Ya me han cubierto con la capa blanca, la que lleva el escudo del internado en el centro. Estoy nervioso, siento un pequeño temblor en todo el cuerpo. Don Gregorio echa mano a la maquinilla Oster 76, de carcasa negra. Le ha colocado la cuchilla del cinco ceros. Al pulsar el interruptor, comienza el sonido amenazante. Me la acerca a la frente; en su rostro se dibuja una sonrisa burlona. Ya siento el frío metal de este artefacto encima de la piel. La vibración es intensa, el zumbido muy agudo. La maquinilla avanza sin obstáculos por la parte superior de mi cabeza, dibujando franjas de piel. Mi pelo fino, limpio y sedoso sale disparado al exterior. El suelo comienza a ensuciarse con mis mechones, así como la capa. Percibo murmullos de sorpresa, comentarios que pretenden ser graciosos. Empiezo a experimentar un inmenso placer. Quiero que el tiempo se detenga para vivir esta experiencia de una manera reposada.

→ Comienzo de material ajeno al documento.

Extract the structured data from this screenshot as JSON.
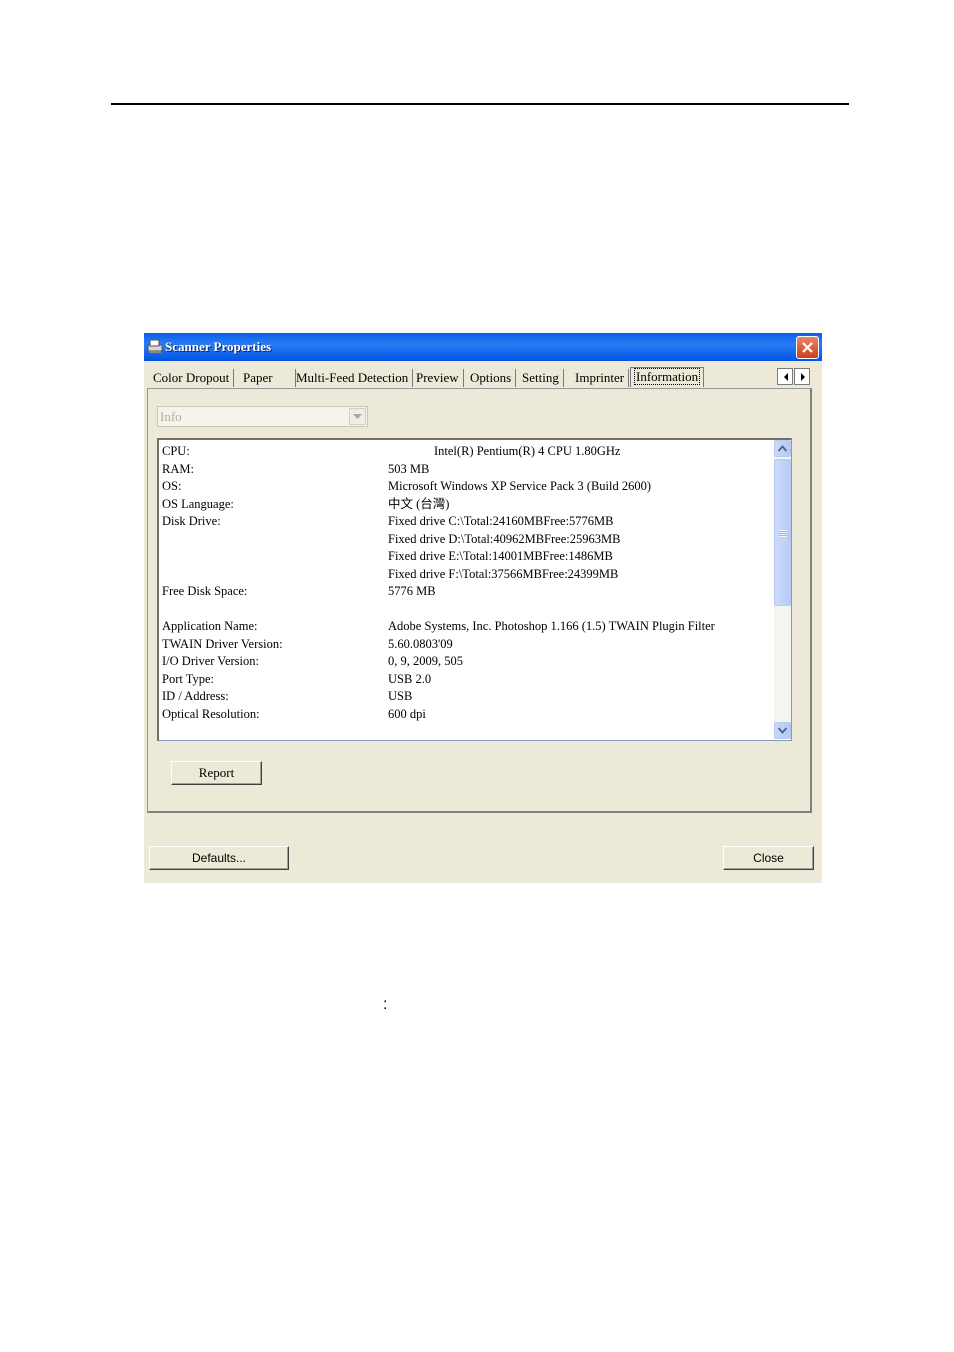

Por unos pocos instantes, parezco un calvo natural, un señor mayor que ha perdido el pelo en la parte superior de la cabeza. Ahora don Gregorio me está pasando la maquinilla por el lateral izquierdo; los mechones de mi cabellera acaban en el suelo, pisoteados por el maestro barbero. Repite la operación en la zona derecha. En este instante siento la esquiladora avanzando por el cogote, subiendo sin ningún tipo de obstáculo hasta la coronilla. El cabello se dispersa por el suelo, salvo los pocos mechones que se refugian en mi regazo, como si vanamente quisieran resistirse a abandonar el cuerpo del que han formado parte.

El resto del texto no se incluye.